Our bargaining team met with SSO during the week of May 1. The team started the week in caucus, where we had planned to review SSO’s proposals, but unfortunately the documents provided by our employer contained many errors and lacked clarity. This made it impossible for us to do our work of analyzing their proposals.

Tuesday, we were pleased to meet all members of the employer’s bargaining team. We communicated the problems with their proposals and the lack of professionalism this demonstrated. In response they requested the rest of the day to review their proposals, but first, SSO’s Director General Geoff Bowlby presented us with an overview of SSO operations.

Employer proposes concessions

The rest of the week, we heard from our employer about the changes proposed during this round of negotiations. The union is concerned about some of these proposals. SSO wants to restrict union leave and the participation of union representatives in solving problems in the workplace. SSO has proposed eliminating the requirement for management to provide operational justification when denying leave requests, a right we won in the last arbitration. There are also proposals to limit protections against harassment and discrimination, maternity-related job modification and leave, bereavement leave and family related leave. We have been clear with the employer that we will not negotiate concessions. We are at the table to negotiate improvements for our members.
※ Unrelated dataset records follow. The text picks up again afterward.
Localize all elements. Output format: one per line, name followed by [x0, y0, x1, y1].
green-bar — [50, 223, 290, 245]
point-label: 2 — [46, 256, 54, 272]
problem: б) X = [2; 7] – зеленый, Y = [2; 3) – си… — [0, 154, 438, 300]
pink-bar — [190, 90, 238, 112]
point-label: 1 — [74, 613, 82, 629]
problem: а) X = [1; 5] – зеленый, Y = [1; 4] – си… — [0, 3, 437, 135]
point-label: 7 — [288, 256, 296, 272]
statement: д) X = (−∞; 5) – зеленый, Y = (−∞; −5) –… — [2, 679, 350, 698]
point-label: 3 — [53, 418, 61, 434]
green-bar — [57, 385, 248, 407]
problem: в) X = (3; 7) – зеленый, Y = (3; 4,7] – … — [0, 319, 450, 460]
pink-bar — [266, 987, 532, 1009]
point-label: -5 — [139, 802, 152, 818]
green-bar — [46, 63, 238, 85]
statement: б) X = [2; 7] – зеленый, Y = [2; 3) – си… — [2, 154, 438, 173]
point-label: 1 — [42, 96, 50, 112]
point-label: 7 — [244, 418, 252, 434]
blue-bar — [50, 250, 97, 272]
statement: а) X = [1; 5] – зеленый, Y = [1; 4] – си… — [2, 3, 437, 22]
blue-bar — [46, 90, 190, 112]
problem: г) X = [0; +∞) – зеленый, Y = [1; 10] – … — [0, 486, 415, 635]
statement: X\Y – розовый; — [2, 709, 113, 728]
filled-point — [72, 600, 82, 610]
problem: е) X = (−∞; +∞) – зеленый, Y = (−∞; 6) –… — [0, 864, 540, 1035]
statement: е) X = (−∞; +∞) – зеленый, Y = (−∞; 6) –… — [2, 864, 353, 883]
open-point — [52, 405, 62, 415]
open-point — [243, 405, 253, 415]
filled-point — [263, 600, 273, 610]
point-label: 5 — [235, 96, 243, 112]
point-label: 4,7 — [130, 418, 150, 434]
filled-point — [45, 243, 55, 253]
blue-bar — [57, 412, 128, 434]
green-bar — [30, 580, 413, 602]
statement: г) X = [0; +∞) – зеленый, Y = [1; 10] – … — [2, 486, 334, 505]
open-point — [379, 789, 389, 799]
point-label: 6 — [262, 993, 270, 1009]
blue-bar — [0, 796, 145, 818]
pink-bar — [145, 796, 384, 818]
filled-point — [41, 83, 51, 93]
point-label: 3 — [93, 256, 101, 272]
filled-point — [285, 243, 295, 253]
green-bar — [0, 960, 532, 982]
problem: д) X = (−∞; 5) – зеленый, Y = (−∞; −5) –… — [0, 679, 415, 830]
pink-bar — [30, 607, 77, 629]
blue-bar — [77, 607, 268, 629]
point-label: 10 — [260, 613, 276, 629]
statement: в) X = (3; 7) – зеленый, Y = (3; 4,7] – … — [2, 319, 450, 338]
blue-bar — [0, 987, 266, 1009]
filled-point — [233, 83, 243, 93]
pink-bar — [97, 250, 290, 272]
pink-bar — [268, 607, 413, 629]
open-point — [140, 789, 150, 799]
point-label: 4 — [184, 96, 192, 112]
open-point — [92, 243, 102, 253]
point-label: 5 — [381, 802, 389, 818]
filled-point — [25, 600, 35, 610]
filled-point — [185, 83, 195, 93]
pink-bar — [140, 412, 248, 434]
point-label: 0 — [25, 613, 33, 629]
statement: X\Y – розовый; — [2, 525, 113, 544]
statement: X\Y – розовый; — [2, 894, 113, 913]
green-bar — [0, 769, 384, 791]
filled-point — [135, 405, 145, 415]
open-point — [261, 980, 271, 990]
Status as federal public servants

We need to tell you we encountered a serious underlying problem in meetings with our employer this week. During the last round of bargaining, our arbitral awards clearly stated that SSO employees are federal public servants, but throughout the week our employer repeatedly said that it does not acknowledge our status as public servants. The employer uses this argument to deny us working conditions comparable to other public servants, including those we work alongside at Statistics Canada.

Your local representatives will be contacting you soon about participating in our union’s activities to make it clear to SSO that we will not stand for this.


One Comment:

  1. We are able to meet assignment targets in part because our clients believe we are federal public Servants.
    If we are not federal public servants, our employer should instruct in black and white how to answer when our client questions.
    In order to protect the image of Statistics Canada and as professionals, we should not deceive our clients. Our employer should openly inform the fact to our clients before we start the interviews so that they could clearly understand who we are before surrendering their privacy.
    Our employer should be able to judge from the resulting response rates to determine if we should be regarded as federal public servants or not. They can also choose to adjust our production targets.